We believe that eradication of malaria is achievable but not without a potent vaccine that interrupt malaria transmission (VIMT) transmission blocking vaccine. A logical and promising strategy is to combine target antigens from multiple stages to potently prevent transmission. To prevent transmission a vaccine should target the pre-erythrocytic (sporozoite and liver stages) and the sexual-mosquito stages of the life cycle. An ideal malaria vaccine would prevent infection, disease, and transmission by targeting at a minimum the pre- erythrocytic (sporozoites and liver stages) and optimally other stages of the parasite life cycle also. Pre- erythrocytic stage vaccine development is based on the observation that immunization via bites of irradiated mosquitoes infected with Plasmodium falciparum (Pf) sporozoites (SPZ) provides high-level protection. The circumsporozoite protein (CSP) was discovered by immunizing mice with irradiated SPZ. A higher percent of volunteers immunized with radiation attenuated PfSPZ have T cells that recognize Pf cell-traversal protein for ookinetes and sporozoites (PfCelTOS) than PfCSP, and immunization of mice with PfCelTOS protects against challenge with rodent malaria SPZ at the pre-erythrocytic stage. We have discovered that antibodies induced in mice by immunizing with recombinant (r) PfCelTOS with adjuvant inhibited Pf development to oocysts in mosquitoes in vivo and PfSPZ invasion and development in hepatocytes in vitro. When mice were immunized with rPfCelTOS alone, rPfCSP alone, or both, mice immunized with both proteins had higher Abs against PfSPZ and activity in blocking SPZ invasion and development in hepatocytes (86%) than did mice immunized with either protein individually. The observations that antibodies against rPfCelTOS, had biological activity against parasite mosquito (ookinete) and pre-erythrocytic (SPZ) stages, and were additive or synergistic with anti-PfCSP antibodies against SPZ are unique, and argue for further development of this protein. To further enhance VIMT effects, we will assess Pf von Willebrand factor A domain-related protein (PfWARP), a highly conserved, soluble ookinete specific protein that we have shown previously to potently inhibit development of oocysts in the mosquito midgut.

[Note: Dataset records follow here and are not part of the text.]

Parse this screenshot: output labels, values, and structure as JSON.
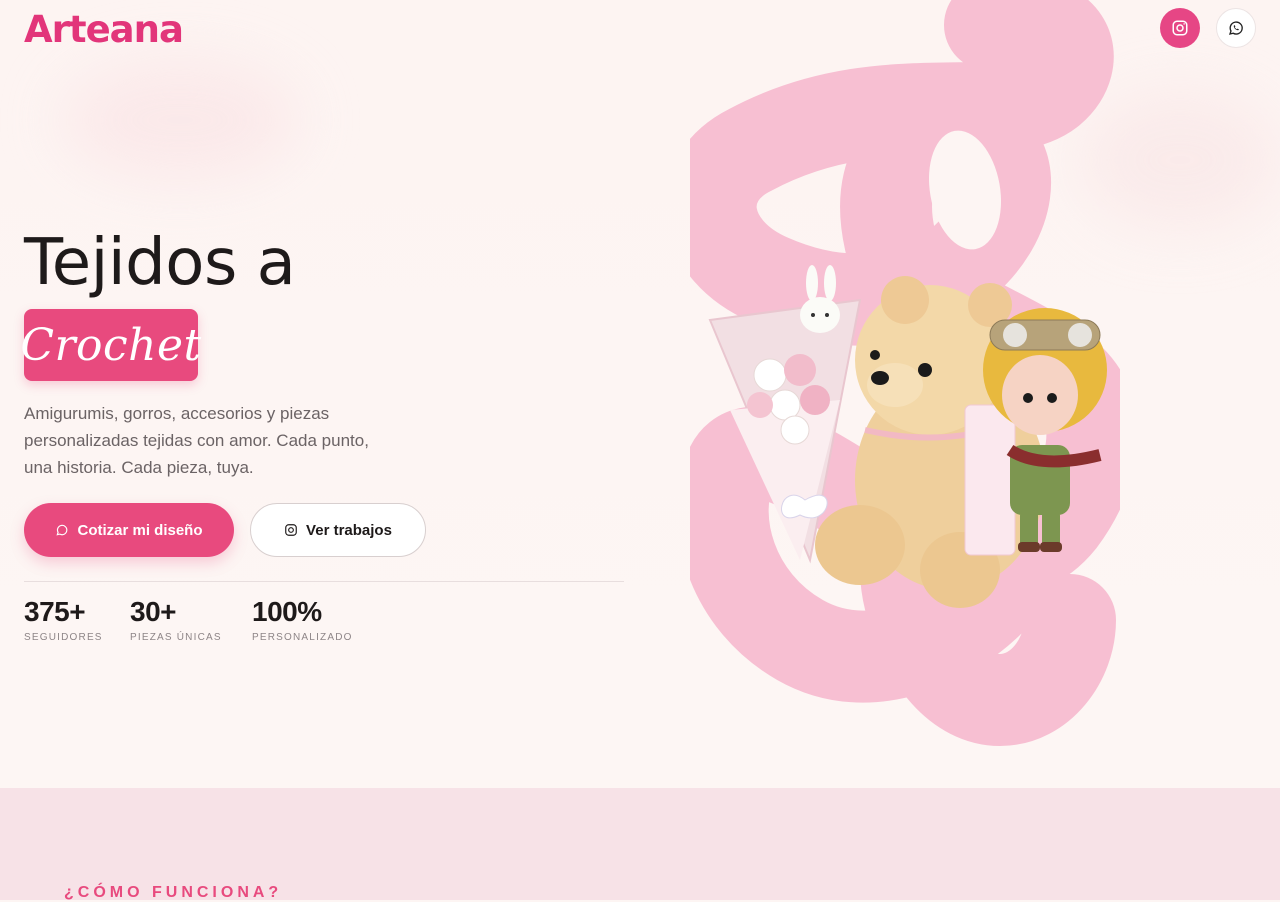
{
  "header": {
    "logo": "Arteana",
    "social": [
      {
        "name": "instagram-icon"
      },
      {
        "name": "whatsapp-icon"
      }
    ]
  },
  "hero": {
    "title_line1": "Tejidos a",
    "title_highlight": "Crochet",
    "description": "Amigurumis, gorros, accesorios y piezas personalizadas tejidas con amor. Cada punto, una historia. Cada pieza, tuya.",
    "cta_primary": "Cotizar mi diseño",
    "cta_secondary": "Ver trabajos",
    "stats": [
      {
        "value": "375+",
        "label": "SEGUIDORES"
      },
      {
        "value": "30+",
        "label": "PIEZAS ÚNICAS"
      },
      {
        "value": "100%",
        "label": "PERSONALIZADO"
      }
    ]
  },
  "how_it_works": {
    "eyebrow": "¿CÓMO FUNCIONA?"
  },
  "colors": {
    "brand": "#e84a7e",
    "logo": "#e2357a",
    "background": "#fdf5f3",
    "section_bg": "#f7e2e7",
    "art_pink": "#f7bfd2"
  }
}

Our aim i n this study is to develop a combined multiple stage vaccine to potently prevent transmission by inhibition of oocyst development. PfCelTOS and PfCSP are also expressed in hemocoel stage sporozoites and thus our strategy would also target the conversion of oocysts to infectious sporozoites in the salivary glands. We will study the three proteins as immunogens alone and in combination, aiming to induce 100% transmission blocking activity. We believe that eradication of malaria is achievable but not without a potent transmission blocking vaccine, and that these 3 proteins can achieve this goal. Such a vaccine would be used in infants, young children, adolescent females (prevent malaria in pregnancy) and malaria elimination campaigns as a public health measure;an enormous global health market.

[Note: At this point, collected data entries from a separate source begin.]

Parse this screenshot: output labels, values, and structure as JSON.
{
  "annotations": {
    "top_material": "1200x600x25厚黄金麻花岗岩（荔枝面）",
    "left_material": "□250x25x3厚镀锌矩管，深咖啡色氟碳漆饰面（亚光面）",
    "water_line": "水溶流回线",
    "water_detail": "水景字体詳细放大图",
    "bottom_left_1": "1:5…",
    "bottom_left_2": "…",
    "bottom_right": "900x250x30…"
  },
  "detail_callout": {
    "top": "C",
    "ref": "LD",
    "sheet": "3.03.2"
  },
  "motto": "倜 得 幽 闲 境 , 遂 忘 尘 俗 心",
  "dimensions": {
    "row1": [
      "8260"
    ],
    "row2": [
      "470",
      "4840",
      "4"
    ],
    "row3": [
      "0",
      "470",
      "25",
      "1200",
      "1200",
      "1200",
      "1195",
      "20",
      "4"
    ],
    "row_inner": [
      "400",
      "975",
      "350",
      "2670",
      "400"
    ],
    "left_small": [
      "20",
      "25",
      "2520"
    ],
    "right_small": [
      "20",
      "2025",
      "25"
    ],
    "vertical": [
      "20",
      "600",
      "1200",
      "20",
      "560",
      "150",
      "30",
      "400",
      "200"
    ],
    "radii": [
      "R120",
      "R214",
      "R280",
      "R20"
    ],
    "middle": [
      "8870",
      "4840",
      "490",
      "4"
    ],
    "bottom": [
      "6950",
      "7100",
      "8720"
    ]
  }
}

Malaria causes 400-500 million clinical cases and >1 million deaths annually, is responsible for >1% loss of GDP in Africa annually and is a serious concern for travelers and military personnel. We believe that eradication of malaria is achievable but not without a potent transmission blocking vaccine. A logical and promising strategy is to combine multiple stage targets to potently prevent transmission. Such a vaccine would have huge public-sector markets. In public sector markets it would be used in infants, young children, adolescent females (prevent malaria in pregnancy) and malaria elimination campaigns as a public health measure.